The Star Democrat
ST. MICHAELS, Md. (AP) — Justine’s Ice Cream Parlour is mixing old traditions with new flavors with the help of new small-batch, artisanal ice cream.
The recipes come from the handiwork of 20-year-old Tyler Heim, the general manager of Justine’s who recently completed an ice cream making course at Penn State University, and is mixing up fresh, local ingredients in the ice cream to satisfy anyone’s sweet tooth.
Heim, who has been working in ice cream parlors since he was 13 and described himself as always being an “ice cream parlor kind of guy,” said instructors at Penn State really pushed for buying ice cream mix from a manufacturer.
“I figured, why can’t I just make my own mix?” Heim said. “I don’t want guar gum in my ice cream. I don’t want high fructose corn syrup. I want cane sugar, and I want fresh heavy cream, fresh milk.”

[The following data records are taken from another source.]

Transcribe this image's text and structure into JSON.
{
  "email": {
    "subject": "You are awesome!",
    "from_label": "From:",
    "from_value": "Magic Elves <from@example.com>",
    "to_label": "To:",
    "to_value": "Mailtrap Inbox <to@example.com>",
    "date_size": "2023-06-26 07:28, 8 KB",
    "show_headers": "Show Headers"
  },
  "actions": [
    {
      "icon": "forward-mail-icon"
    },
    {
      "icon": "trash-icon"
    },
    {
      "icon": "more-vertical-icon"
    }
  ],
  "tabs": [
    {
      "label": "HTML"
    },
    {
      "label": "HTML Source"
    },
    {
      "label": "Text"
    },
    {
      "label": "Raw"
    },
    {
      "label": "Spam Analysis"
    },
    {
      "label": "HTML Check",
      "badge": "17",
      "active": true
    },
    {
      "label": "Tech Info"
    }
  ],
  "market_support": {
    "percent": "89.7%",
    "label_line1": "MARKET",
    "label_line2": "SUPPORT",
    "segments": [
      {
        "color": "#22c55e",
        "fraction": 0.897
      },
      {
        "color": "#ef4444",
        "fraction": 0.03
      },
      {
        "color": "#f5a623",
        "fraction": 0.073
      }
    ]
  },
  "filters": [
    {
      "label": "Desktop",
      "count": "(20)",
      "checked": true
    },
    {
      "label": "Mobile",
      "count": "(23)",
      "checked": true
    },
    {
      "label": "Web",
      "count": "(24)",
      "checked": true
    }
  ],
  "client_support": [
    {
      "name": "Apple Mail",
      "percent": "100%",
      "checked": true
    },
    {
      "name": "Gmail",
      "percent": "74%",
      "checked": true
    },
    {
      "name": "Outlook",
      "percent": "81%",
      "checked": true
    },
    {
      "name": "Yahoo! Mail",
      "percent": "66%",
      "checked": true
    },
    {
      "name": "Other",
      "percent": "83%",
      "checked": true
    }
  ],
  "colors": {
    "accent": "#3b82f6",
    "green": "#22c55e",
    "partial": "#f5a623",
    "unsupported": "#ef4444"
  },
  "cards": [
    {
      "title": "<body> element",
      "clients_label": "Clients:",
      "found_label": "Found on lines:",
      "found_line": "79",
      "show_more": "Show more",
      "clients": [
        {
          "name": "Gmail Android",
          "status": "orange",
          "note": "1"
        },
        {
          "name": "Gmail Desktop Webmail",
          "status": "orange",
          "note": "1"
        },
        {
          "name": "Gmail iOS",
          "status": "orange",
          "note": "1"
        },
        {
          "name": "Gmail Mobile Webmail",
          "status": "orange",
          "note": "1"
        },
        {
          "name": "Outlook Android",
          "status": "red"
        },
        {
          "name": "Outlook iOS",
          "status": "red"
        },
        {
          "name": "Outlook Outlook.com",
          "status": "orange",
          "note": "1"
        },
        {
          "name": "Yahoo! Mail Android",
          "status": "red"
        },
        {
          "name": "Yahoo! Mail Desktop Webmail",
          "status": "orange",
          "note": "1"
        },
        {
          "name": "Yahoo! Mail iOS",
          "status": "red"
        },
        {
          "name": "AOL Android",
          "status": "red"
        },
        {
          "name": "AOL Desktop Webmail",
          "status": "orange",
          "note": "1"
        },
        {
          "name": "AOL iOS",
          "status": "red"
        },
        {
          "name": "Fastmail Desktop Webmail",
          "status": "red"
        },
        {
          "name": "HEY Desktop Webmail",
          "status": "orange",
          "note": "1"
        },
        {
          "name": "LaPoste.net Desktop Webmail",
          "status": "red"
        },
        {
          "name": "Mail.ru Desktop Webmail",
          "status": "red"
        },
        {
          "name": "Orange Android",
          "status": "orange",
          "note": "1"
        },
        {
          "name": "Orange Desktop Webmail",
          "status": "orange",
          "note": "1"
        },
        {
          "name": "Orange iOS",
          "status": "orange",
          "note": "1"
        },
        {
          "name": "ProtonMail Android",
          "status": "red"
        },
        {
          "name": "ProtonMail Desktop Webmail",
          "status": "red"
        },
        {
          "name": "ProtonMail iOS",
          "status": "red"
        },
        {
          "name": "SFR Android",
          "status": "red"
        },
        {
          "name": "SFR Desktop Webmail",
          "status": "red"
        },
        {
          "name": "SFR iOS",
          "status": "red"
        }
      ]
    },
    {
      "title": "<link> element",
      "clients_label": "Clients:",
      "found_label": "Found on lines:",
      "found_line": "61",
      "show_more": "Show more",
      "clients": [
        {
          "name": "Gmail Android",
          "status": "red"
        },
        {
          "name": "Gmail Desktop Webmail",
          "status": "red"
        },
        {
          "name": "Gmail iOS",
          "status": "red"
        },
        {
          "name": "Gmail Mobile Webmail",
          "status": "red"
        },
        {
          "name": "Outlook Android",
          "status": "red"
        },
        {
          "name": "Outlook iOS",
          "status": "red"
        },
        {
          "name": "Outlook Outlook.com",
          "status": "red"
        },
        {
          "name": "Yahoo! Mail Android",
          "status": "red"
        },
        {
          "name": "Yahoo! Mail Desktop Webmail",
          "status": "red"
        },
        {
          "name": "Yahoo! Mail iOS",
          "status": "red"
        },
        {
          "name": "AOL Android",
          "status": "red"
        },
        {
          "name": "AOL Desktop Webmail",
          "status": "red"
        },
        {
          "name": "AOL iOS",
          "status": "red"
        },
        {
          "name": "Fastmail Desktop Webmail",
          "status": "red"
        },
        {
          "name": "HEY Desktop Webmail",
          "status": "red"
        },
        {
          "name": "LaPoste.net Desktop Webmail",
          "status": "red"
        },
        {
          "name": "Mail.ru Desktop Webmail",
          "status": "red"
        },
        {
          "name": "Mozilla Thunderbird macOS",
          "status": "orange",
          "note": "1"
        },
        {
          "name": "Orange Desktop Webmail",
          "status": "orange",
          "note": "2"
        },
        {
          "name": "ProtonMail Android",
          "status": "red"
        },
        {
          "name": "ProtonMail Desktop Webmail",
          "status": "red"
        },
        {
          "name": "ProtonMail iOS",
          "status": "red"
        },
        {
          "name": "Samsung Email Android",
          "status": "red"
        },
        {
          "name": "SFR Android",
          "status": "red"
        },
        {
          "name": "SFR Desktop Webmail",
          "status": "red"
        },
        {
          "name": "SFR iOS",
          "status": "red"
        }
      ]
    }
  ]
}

It’s a food science, as opposed to a culinary art, Heim said, and it’s all about composition, which he said is something he learned at Penn State.
“We have a secret ingredient that helps our texture become what it is, and that secret ingredient is booze. There’s a little bit of Sailor Jerry in there. It really takes it to the next level,” Heim said, who added that all the alcohol ends up being cooked out by the time the final product is ready.
“What it does is it affects the freezing temperature, so when your freezing temperature is a little bit below what it should be, it gives it that soft, really emulsified, nice taste to it.”
Justine’s is now making a french-style ice cream with a crΦme anglaise base. Heim said Justine’s has three or four flavors right now, including strawberry cheesecake and raspberry Oreo, which he said is selling faster than the normal ice cream Justine’s uses, Jack & Jill.
“When people tell me my ice cream is better, I don’t think they understand what they’re doing for me,” Heim said. “That is the biggest favor, the biggest push for me.”
Other spring flavors include coffee toffee, which uses roasted coffee beans from Rise Up Coffee in Easton, chocolate chip cookie, cocoa dream, New Hampshire Maple, which uses maple syrup from Olivin’s in St. Michaels, and a gollywobbler sorbet, which uses sweet blackberry wine from the St. Michaels Winery.
The spring flavors will be sold both at Justine’s, 106 N. Talbot St., St. Michaels, and from Justine’s ice cream cart at various farmer’s markets and events in the area during the summer.
Besides what can be bought locally, Heim said he and his team at Justine’s make everything else that goes into the ice cream from scratch, except for the Oreos, and each flavor is done one batch at a time.
Justine’s reopened for the spring in about mid-March.
Heim said that his aunt, Kathy Lash, who is the third owner, bought the business about three years ago from the second owners and worked to return it to what it was originally known for as an icon of St. Michaels — a friendly atmosphere with a wall of milkshakes and “awesome combinations.”
With the help of the original owner, Tom Quimby, they worked to restore Justine’s to its original state, and Quimby trained Heim how to run the business.
“Our whole motto here is you can do whatever you want. Our wall of shakes is a guideline,” Heim said. “If you want to have a sorbet shake with cookies and cream in it, we’re not going to stop you. You can do whatever you want.”
But, Heim said this whole venture couldn’t have been accomplished without the rest of his team, including sous-chef Stormi Coram and assistant manager Francis Malzone.
What’s more, Heim, who has lived in St. Michaels his whole life, said Justine’s couldn’t have done it without those in the community, too.
“I really do it for the smiles,” Heim said. “Nobody comes into Justine’s unhappy, and especially nobody leaves unhappy.”